Flotillin-Dependent Membrane Microdomains Are Required for Functional Phagolysosomes against Fungal Infections.

Lipid rafts form signaling platforms on biological membranes with incompletely characterized role in immune response to infection. Here we report that lipid-raft microdomains are essential components of phagolysosomal membranes of macrophages and depend on flotillins. Genetic deletion of flotillins demonstrates that the assembly of both major defense complexes vATPase and NADPH oxidase requires membrane microdomains. Furthermore, we describe a virulence mechanism leading to dysregulation of membrane microdomains by melanized wild-type conidia of the important human-pathogenic fungus Aspergillus fumigatus resulting in reduced phagolysosomal acidification. We show that phagolysosomes with ingested melanized conidia contain a reduced amount of free Ca2+ ions and that inhibition of Ca2+-dependent calmodulin activity led to reduced lipid-raft formation. We identify a single-nucleotide polymorphism in the human FLOT1 gene resulting in heightened susceptibility for invasive aspergillosis in hematopoietic stem cell transplant recipients. Collectively, flotillin-dependent microdomains on the phagolysosomal membrane play an essential role in protective antifungal immunity.

Dynamic Surface Proteomes of Allergenic Fungal Conidia.

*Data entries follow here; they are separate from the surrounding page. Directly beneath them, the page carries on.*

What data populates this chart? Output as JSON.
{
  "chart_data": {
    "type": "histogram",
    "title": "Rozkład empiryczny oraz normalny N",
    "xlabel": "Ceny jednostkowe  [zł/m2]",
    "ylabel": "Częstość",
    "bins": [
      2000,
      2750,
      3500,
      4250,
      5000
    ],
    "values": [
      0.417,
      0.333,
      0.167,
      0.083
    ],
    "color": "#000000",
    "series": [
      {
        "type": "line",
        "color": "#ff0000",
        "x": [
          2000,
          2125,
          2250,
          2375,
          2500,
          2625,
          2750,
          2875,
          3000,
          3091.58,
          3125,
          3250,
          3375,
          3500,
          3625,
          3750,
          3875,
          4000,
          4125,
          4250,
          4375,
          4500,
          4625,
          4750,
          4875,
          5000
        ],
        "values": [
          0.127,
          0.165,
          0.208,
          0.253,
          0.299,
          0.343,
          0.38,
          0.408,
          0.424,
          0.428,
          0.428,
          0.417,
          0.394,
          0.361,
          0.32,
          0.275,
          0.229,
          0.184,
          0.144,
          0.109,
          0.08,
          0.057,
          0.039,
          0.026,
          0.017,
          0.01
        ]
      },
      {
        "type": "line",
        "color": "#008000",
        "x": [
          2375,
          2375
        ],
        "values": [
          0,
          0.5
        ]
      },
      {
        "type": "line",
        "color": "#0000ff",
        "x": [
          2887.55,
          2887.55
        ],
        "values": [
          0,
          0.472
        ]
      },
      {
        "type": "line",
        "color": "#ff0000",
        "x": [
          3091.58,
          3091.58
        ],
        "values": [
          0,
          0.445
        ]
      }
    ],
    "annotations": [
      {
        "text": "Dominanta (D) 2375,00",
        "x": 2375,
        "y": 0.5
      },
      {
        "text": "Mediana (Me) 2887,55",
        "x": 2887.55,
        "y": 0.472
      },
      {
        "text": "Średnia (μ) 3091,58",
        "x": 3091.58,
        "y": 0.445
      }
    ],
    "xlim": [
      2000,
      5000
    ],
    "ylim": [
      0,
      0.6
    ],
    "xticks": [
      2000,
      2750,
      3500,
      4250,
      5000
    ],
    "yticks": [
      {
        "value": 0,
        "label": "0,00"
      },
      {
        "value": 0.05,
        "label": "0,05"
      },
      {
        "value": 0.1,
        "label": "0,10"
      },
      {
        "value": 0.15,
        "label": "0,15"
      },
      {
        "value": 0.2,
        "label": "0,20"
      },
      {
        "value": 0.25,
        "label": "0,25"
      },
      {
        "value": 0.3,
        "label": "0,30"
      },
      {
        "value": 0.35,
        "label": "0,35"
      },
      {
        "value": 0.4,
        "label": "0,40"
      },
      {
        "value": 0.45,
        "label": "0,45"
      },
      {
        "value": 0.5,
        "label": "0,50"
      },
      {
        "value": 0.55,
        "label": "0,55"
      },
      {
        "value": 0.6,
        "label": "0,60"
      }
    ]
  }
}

Fungal spores and hyphal fragments play an important role as allergens in respiratory diseases. In this study, we performed trypsin shaving and secretome analyses to identify the surface-exposed proteins and secreted/shed proteins of Aspergillus fumigatus conidia, respectively. We investigated the surface proteome under different conditions, including temperature variation and germination. We found that the surface proteome of resting A. fumigatus conidia is not static but instead unexpectedly dynamic, as evidenced by drastically different surface proteomes under different growth conditions. Knockouts of two abundant A. fumigatus surface proteins, ScwA and CweA, were found to function only in fine-tuning the cell wall stress response, implying that the conidial surface is very robust against perturbations. We then compared the surface proteome of A. fumigatus to other allergy-inducing molds, including Alternaria alternata, Penicillium rubens, and Cladosporium herbarum, and performed comparative proteomics on resting and swollen conidia, as well as secreted proteins from germinating conidia. We detected 125 protein ortholog groups, including 80 with putative catalytic activity, in the extracellular region of all four molds, and 42 nonorthologous proteins produced solely by A. fumigatus. Ultimately, this study highlights the dynamic nature of the A. fumigatus conidial surface and provides targets for future diagnostics and immunotherapy.